Le problème est que les espèces invasives déjà implantées dans un milieu peuvent carrément empêcher la restauration dudit milieu, restauration que vise l’accord en question. Prenons le fleuve Mississippi pour exemple.

Comment restaurer ce grand cours d’eau sans éliminer du même souffle la carpe asiatique, poisson qui a contribué de façon extraordinaire au déclin des espèces aquatiques qu’on retrouve à cet endroit? Mais surtout, comment éliminer la carpe asiatique du Mississippi?

Les espèces invasives coûtent annuellement des milliards$ aux États. Et la plupart du temps, une fois qu’elles sont implantées, il n’y a plus rien à faire.

Arrivé avec l’eau de ballast des navires, le gobie à tache noire a complètement envahi le fleuve Saint-Laurent

On peut penser à la rascasse volante qui décime les populations de poissons des Bahamas, de Floride, ou du golfe du Mexique. Certaines solutions sont avancées, comme placer ce poisson sur le menu des restaurants, mais il ne s’agit là que d’un sparadrap appliqué sur une fracture ouverte.

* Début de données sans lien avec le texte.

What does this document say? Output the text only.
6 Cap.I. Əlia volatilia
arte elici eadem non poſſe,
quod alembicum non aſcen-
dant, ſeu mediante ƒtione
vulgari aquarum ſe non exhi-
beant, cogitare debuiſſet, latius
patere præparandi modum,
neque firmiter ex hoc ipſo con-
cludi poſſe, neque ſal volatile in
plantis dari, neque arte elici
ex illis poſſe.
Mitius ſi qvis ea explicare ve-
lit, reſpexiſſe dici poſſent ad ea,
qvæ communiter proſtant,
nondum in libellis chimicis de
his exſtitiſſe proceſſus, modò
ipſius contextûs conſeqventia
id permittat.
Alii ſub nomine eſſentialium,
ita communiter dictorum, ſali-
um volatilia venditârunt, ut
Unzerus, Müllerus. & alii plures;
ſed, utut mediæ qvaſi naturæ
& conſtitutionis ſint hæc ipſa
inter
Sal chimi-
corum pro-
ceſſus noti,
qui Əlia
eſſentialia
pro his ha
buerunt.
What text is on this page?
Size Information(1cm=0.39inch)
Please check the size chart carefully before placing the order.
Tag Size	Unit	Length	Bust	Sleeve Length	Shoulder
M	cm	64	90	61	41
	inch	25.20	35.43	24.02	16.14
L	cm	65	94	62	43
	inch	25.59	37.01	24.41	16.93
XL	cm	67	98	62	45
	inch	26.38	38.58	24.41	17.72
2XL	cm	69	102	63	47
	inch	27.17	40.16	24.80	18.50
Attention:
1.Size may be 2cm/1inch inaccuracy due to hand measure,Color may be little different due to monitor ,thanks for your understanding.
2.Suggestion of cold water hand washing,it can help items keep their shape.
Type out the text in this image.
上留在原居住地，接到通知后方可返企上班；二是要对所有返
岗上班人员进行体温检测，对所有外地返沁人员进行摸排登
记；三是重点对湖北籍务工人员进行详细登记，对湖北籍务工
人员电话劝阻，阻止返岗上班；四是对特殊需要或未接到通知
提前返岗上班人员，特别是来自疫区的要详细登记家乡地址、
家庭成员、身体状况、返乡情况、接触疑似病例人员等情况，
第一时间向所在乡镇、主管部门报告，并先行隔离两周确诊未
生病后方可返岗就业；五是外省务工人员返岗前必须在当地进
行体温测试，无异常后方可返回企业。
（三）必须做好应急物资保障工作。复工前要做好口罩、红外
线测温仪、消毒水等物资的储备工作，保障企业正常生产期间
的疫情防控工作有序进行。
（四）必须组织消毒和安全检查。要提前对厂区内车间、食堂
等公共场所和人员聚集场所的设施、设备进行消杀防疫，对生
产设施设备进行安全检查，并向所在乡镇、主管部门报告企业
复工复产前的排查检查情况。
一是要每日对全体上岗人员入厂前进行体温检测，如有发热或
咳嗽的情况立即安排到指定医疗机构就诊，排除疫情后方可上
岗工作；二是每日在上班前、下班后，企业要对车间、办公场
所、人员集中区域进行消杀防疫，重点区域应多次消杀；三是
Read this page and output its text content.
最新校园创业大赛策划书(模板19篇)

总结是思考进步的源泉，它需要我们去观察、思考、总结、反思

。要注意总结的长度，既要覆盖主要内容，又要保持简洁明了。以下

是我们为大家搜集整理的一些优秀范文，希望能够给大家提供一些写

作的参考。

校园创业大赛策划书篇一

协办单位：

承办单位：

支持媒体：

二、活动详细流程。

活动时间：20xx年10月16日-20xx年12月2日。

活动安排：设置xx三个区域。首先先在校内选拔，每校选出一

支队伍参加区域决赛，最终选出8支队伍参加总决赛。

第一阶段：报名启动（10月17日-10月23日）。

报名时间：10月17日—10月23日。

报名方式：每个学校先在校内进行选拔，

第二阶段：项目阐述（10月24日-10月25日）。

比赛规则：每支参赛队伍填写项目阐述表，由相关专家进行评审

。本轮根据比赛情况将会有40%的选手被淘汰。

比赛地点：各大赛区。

La vérité est qu’il est impossible de retirer ce poisson du Pacifique des écosystèmes Atlantique.

Un accord positif tout de même

Je suis malgré tout satisfait de cet accord. Son contenu touche la plupart des problèmes qui provoquent des déclins importants de la biodiversité à l’échelle mondiale.

Bien sûr, il n’y a rien de contraignant dans cet accord. Les États pourraient fort bien ne rien faire en ce sens et rater leurs objectifs d’ici 2030. Un peu comme c’est le cas avec l’accord de Paris sur le climat.

Mais je me dis que cet accord sur la biodiversité, c’est au moins un pas dans la bonne direction.

***

Je m’arrête là pour le moment. Il y aurait encore bien d’autres choses à dire sur cet accord. Je le ferai dans des textes ultérieurs que je publierai sur mon blogue dans les prochains temps à venir.